Before that though, when you birth it (far away enough from your healthy cakes), check it thoroughly by SMELLING well among other things. Should be a nice mushroomy smell, dank but 'fresh'.... pay close attention to e.g. sour apple smell for example..
Realize that you would be risking your entire batch if you put everything together but there isn't really a problem with fruiting it on its own in a filterbag.
I think i put one of those together with the others when I was younger, but i was a bit inexperienced and reckless and had contams sometimes and mediocre results but not too bad.

It's fine to wait on it if it keeps growing, but if it is stalling and you wait very long on it then, it might just sort of go inactive even if you fruit it, and could have a rough time waking up.

I take it you tried to make a sort of self-healing lid there, although one that isn't actually sealed? i.e. i don't know how you are allowing for gas exchange that is filtered?

Next time, modify your lids with tyvek and silicone... tyvek can be found on the outer layer of bubble envelopes of the right kind, so save those up... and silicone putty is available at hardware stores. I also have poked holes in my jar lids for inserting needles, but those holes have blobs of silicone which self-heal when you inject through it. You have to make sure though that the silicone adheres well to both sides, doesn't matter if it is a little messy but it needs to be spread like a sort of volcano / pustule shape, not just a little wad, or else it can come undone.

The tyvek you can also just attach with that silicone - make a similar sort of filter patch as filterbags have, in the jar lids. As i rediscovered yesterday though: during sterilization use enough foil to prevent any water/steam from reaching that filter cause you don't really want it to be wet.

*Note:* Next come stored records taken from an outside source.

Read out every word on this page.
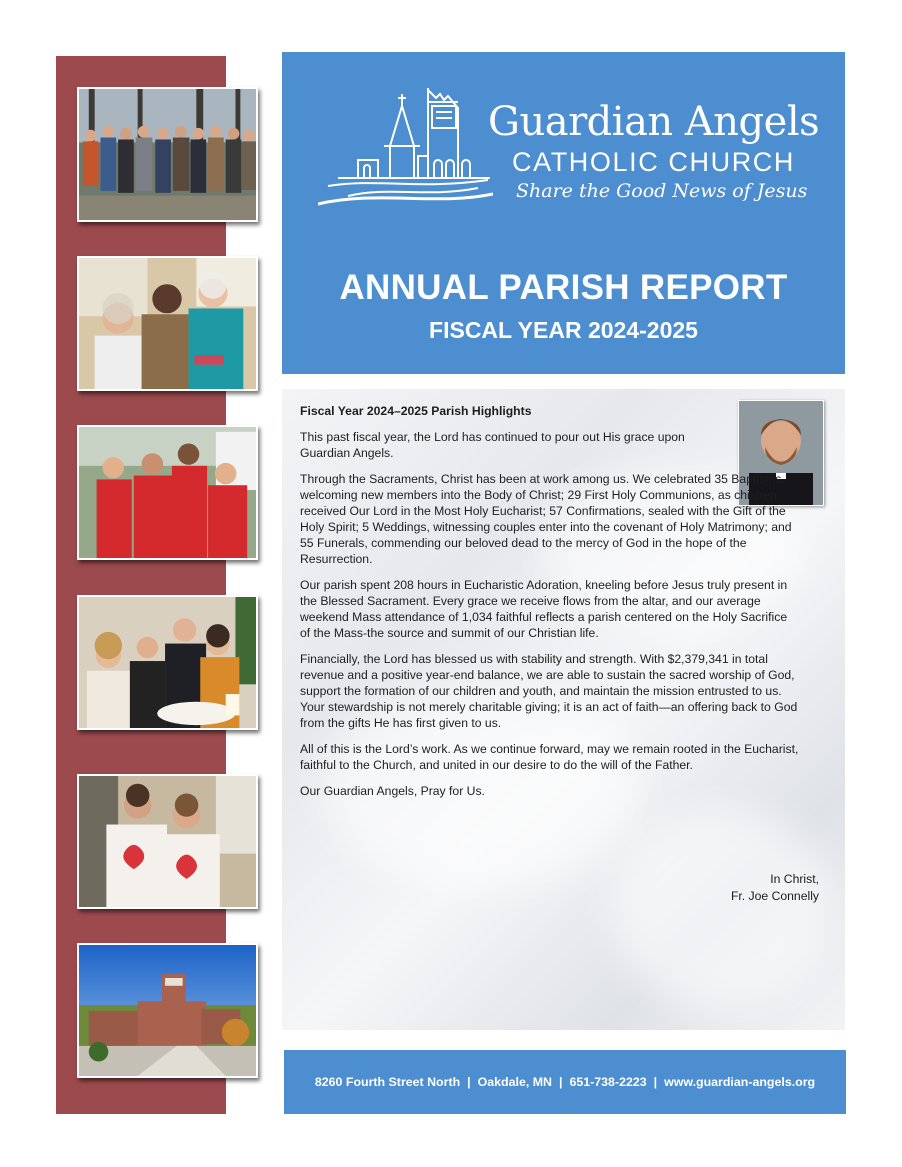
Guardian Angels
CATHOLIC CHURCH
Share the Good News of Jesus
ANNUAL PARISH REPORT
FISCAL YEAR 2024-2025

Fiscal Year 2024–2025 Parish Highlights

This past fiscal year, the Lord has continued to pour out His grace upon Guardian Angels.

Through the Sacraments, Christ has been at work among us. We celebrated 35 Baptisms, welcoming new members into the Body of Christ; 29 First Holy Communions, as children received Our Lord in the Most Holy Eucharist; 57 Confirmations, sealed with the Gift of the Holy Spirit; 5 Weddings, witnessing couples enter into the covenant of Holy Matrimony; and 55 Funerals, commending our beloved dead to the mercy of God in the hope of the Resurrection.

Our parish spent 208 hours in Eucharistic Adoration, kneeling before Jesus truly present in the Blessed Sacrament. Every grace we receive flows from the altar, and our average weekend Mass attendance of 1,034 faithful reflects a parish centered on the Holy Sacrifice of the Mass-the source and summit of our Christian life.

Financially, the Lord has blessed us with stability and strength. With $2,379,341 in total revenue and a positive year-end balance, we are able to sustain the sacred worship of God, support the formation of our children and youth, and maintain the mission entrusted to us. Your stewardship is not merely charitable giving; it is an act of faith—an offering back to God from the gifts He has first given to us.

All of this is the Lord’s work. As we continue forward, may we remain rooted in the Eucharist, faithful to the Church, and united in our desire to do the will of the Father.

Our Guardian Angels, Pray for Us.

In Christ,
Fr. Joe Connelly
8260 Fourth Street North | Oakdale, MN | 651-738-2223 | www.guardian-angels.org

You might have added too much water initially, who knows... but without proper a proper filter you may actually gradually be letting your jars dry out, unless you keep them really humid... i admit I don't know if tyvek does a fair job of keeping the humidity steady inside...
It might mean though that your jars can manage to colonize for a while but it gets harder for the fungus... so jars that have missed injection spots possibly can't make that in time.

It's very possible that only 3 out of 4 injection spots were actually effective, and that would give you the depicted result, but that is not necessarily the same complaint as stalling growth.

Another option you have with partially colonized jars if you really want to be frugal is to use the mycelium and crumble it as spawn to some semi-bulk substrate. Not too bulk, you got to give it a fair chance to colonize... something like a very small monotub basically.

edit: you can see the injection ports I am talking about here: http://www.zwonko.com/lab/myco-lab though at this time the fungi i am growing are not psychoactive. Well... albino A+ is and I have just germinated some old spores of that on agar, apparently. but I don't have big plans of fruiting those asap like I do with other species.